Sunday, July 20, 2008
Where am I from?
This summer seems to be the time to catch up to everything, as I'm in the process of upgrading everything from hardware to software. It's tedious! This is an email I sent to a friend, and I have been sending to several people about it also. It seems I should have put it up on the blog here long ago. I went to Japan to visit my family in March, and this is about a performance I saw.
"The day before I left I saw an extraordinary performance of a Kabuki actor (female character) Fukusuke Nakamura. I'm collaborating next year with one of the Shamisen master named Mojibe Tokiwazu IV, who organized the event; as I am curating the Music From Japan festival 2009 (March in NYC and DC). Mr. Tokiwazu arranged the music of Chopin for his Shamisen orchestra (!), and Mr. Nakamura danced to the music in Kabuki style wearing a full-fledged Kimono costume (they said they chose Chopin to suit their recent Paris performance). It was so shocking; I (heterosexual female) was completely convinced of his femininity, which is free of vulgarity of any kind such as 'drag queen' here. He was so feminine in all his movements and character, while projecting with a force of a male--this must be very akin to what a Castrato was. Usually Kabuki actors dance to the music of Kabuki, but the fact he danced to western Romantic music, really threw me off balance :)

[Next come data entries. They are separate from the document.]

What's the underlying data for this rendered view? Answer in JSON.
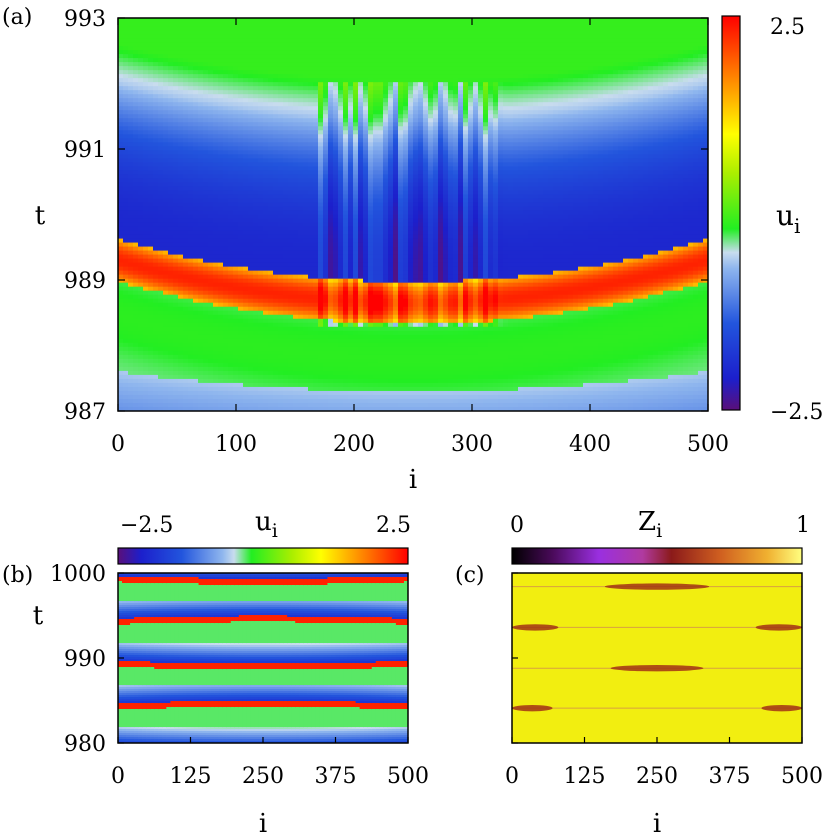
{
  "chart_data": [
    {
      "panel": "(a)",
      "type": "heatmap",
      "title": "",
      "xlabel": "i",
      "ylabel": "t",
      "xlim": [
        0,
        500
      ],
      "ylim": [
        987,
        993
      ],
      "x_ticks": [
        0,
        100,
        200,
        300,
        400,
        500
      ],
      "y_ticks": [
        987,
        989,
        991,
        993
      ],
      "x_tick_labels": [
        "0",
        "100",
        "200",
        "300",
        "400",
        "500"
      ],
      "y_tick_labels": [
        "987",
        "989",
        "991",
        "993"
      ],
      "colorbar": {
        "label_main": "u",
        "label_sub": "i",
        "range": [
          -2.5,
          2.5
        ],
        "tick_labels": [
          "2.5",
          "−2.5"
        ],
        "orientation": "vertical",
        "colormap": [
          "#5a0f7a",
          "#1c1fcc",
          "#2255dd",
          "#8fb6ee",
          "#c8dcee",
          "#22ee22",
          "#aaee00",
          "#ffff00",
          "#ffaa00",
          "#ff5500",
          "#ff0000"
        ]
      },
      "description_values": {
        "stripe_center_t_edges": 989.3,
        "stripe_center_t_middle": 988.7,
        "stripe_halfwidth": 0.3
      }
    },
    {
      "panel": "(b)",
      "type": "heatmap",
      "xlabel": "i",
      "ylabel": "t",
      "xlim": [
        0,
        500
      ],
      "ylim": [
        980,
        1000
      ],
      "x_ticks": [
        0,
        125,
        250,
        375,
        500
      ],
      "y_ticks": [
        980,
        990,
        1000
      ],
      "x_tick_labels": [
        "0",
        "125",
        "250",
        "375",
        "500"
      ],
      "y_tick_labels": [
        "980",
        "990",
        "1000"
      ],
      "colorbar": {
        "label_main": "u",
        "label_sub": "i",
        "range": [
          -2.5,
          2.5
        ],
        "tick_labels": [
          "−2.5",
          "2.5"
        ],
        "orientation": "horizontal"
      }
    },
    {
      "panel": "(c)",
      "type": "heatmap",
      "xlabel": "i",
      "ylabel": "",
      "xlim": [
        0,
        500
      ],
      "ylim": [
        980,
        1000
      ],
      "x_ticks": [
        0,
        125,
        250,
        375,
        500
      ],
      "x_tick_labels": [
        "0",
        "125",
        "250",
        "375",
        "500"
      ],
      "colorbar": {
        "label_main": "Z",
        "label_sub": "i",
        "range": [
          0,
          1
        ],
        "tick_labels": [
          "0",
          "1"
        ],
        "orientation": "horizontal",
        "colormap": [
          "#000000",
          "#4a0a5a",
          "#9a2fe0",
          "#c04080",
          "#8b1a1a",
          "#d06020",
          "#f0b030",
          "#ffff80"
        ]
      }
    }
  ],
  "panel_labels": {
    "a": "(a)",
    "b": "(b)",
    "c": "(c)"
  }
}
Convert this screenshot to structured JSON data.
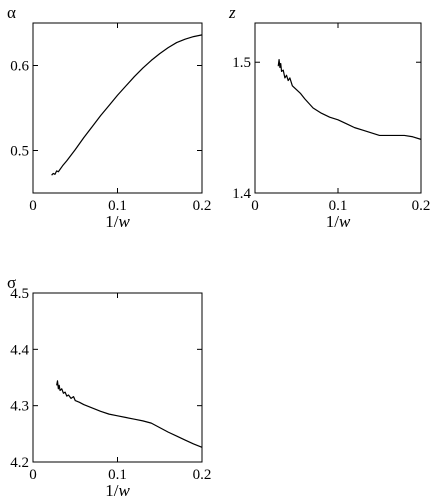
{
  "chart_data": [
    {
      "type": "line",
      "ylabel": "α",
      "xlabel": "1/w",
      "xlim": [
        0,
        0.2
      ],
      "ylim": [
        0.45,
        0.65
      ],
      "x_ticks": [
        0,
        0.1,
        0.2
      ],
      "x_tick_labels": [
        "0",
        "0.1",
        "0.2"
      ],
      "y_ticks": [
        0.5,
        0.6
      ],
      "y_tick_labels": [
        "0.5",
        "0.6"
      ],
      "series": [
        {
          "x": [
            0.022,
            0.024,
            0.026,
            0.028,
            0.03,
            0.035,
            0.04,
            0.05,
            0.06,
            0.07,
            0.08,
            0.09,
            0.1,
            0.11,
            0.12,
            0.13,
            0.14,
            0.15,
            0.16,
            0.17,
            0.18,
            0.19,
            0.2
          ],
          "y": [
            0.471,
            0.473,
            0.472,
            0.476,
            0.475,
            0.482,
            0.488,
            0.501,
            0.515,
            0.528,
            0.541,
            0.553,
            0.565,
            0.576,
            0.587,
            0.597,
            0.606,
            0.614,
            0.621,
            0.627,
            0.631,
            0.634,
            0.636
          ]
        }
      ]
    },
    {
      "type": "line",
      "ylabel": "z",
      "xlabel": "1/w",
      "xlim": [
        0,
        0.2
      ],
      "ylim": [
        1.4,
        1.53
      ],
      "x_ticks": [
        0,
        0.1,
        0.2
      ],
      "x_tick_labels": [
        "0",
        "0.1",
        "0.2"
      ],
      "y_ticks": [
        1.4,
        1.5
      ],
      "y_tick_labels": [
        "1.4",
        "1.5"
      ],
      "series": [
        {
          "x": [
            0.028,
            0.029,
            0.03,
            0.031,
            0.032,
            0.034,
            0.036,
            0.038,
            0.04,
            0.042,
            0.045,
            0.05,
            0.055,
            0.06,
            0.07,
            0.08,
            0.09,
            0.1,
            0.11,
            0.12,
            0.13,
            0.14,
            0.15,
            0.16,
            0.17,
            0.18,
            0.19,
            0.2
          ],
          "y": [
            1.497,
            1.502,
            1.496,
            1.499,
            1.493,
            1.494,
            1.488,
            1.49,
            1.486,
            1.488,
            1.482,
            1.479,
            1.476,
            1.472,
            1.465,
            1.461,
            1.458,
            1.456,
            1.453,
            1.45,
            1.448,
            1.446,
            1.444,
            1.444,
            1.444,
            1.444,
            1.443,
            1.441
          ]
        }
      ]
    },
    {
      "type": "line",
      "ylabel": "σ",
      "xlabel": "1/w",
      "xlim": [
        0,
        0.2
      ],
      "ylim": [
        4.2,
        4.5
      ],
      "x_ticks": [
        0,
        0.1,
        0.2
      ],
      "x_tick_labels": [
        "0",
        "0.1",
        "0.2"
      ],
      "y_ticks": [
        4.2,
        4.3,
        4.4,
        4.5
      ],
      "y_tick_labels": [
        "4.2",
        "4.3",
        "4.4",
        "4.5"
      ],
      "series": [
        {
          "x": [
            0.028,
            0.029,
            0.03,
            0.031,
            0.032,
            0.034,
            0.036,
            0.038,
            0.04,
            0.042,
            0.045,
            0.048,
            0.05,
            0.055,
            0.06,
            0.07,
            0.08,
            0.09,
            0.1,
            0.11,
            0.12,
            0.13,
            0.14,
            0.15,
            0.16,
            0.17,
            0.18,
            0.19,
            0.2
          ],
          "y": [
            4.336,
            4.344,
            4.33,
            4.336,
            4.327,
            4.33,
            4.322,
            4.324,
            4.317,
            4.319,
            4.313,
            4.316,
            4.309,
            4.306,
            4.302,
            4.296,
            4.29,
            4.285,
            4.282,
            4.279,
            4.276,
            4.273,
            4.269,
            4.261,
            4.253,
            4.246,
            4.239,
            4.232,
            4.226
          ]
        }
      ]
    }
  ]
}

Then I realized it was only me who was flipping out; no body in the audience of a full-house, both Japanese male and female, seems to flinch. Then I realized my sensibility has become completely 'Americanized', being somewhat scandalized or shocked by such a gender-bending and artistically superb display in public performance. Have I become so puritan living in the USA for too long?? I just wondered :) Seriously Mr. Nakamura would put the most convincing American drag queen to shame. They said they had a fantastic reception in Paris, but I imagined how would general American audience take this. When I went backstage, Mr. Nakamura, who was still in his costume, was still in his female character greeting people as a 'woman'. It was kind of hard to imagine him being heterosexual, but he got a wife and children, so did his father who was also a 'female' actor. I really would like to collaborate with him some day. They said he is one of the only traditional Kabuki actors who are adventurous, open-minded and willing to go avant garde like this. (dancing to western music)
Also, I saw some female audience wearing Kimono 'professionally'; i.e. professional women = Geishas. Being a Geisha also means that she has to be an accomplished dancer, singer, an instrumentalist to entertain her clients. The Geishas come to Kabuki, I was told, to LEARN HOW TO MOVE LIKE A FEMALE from the male Kabuki masters such as Mr. Nakamura. The picture is Mr. Nakamura in the costume of "Musume Dojoji".
The performance was in Tsukiji, Hama-Rikyu Hall ('beach palace residence' of the Emperor) attached to the headquarters of the Asahi News paper, very close to the fish market where tourists go to see the fish auctions at 4AM in the morning.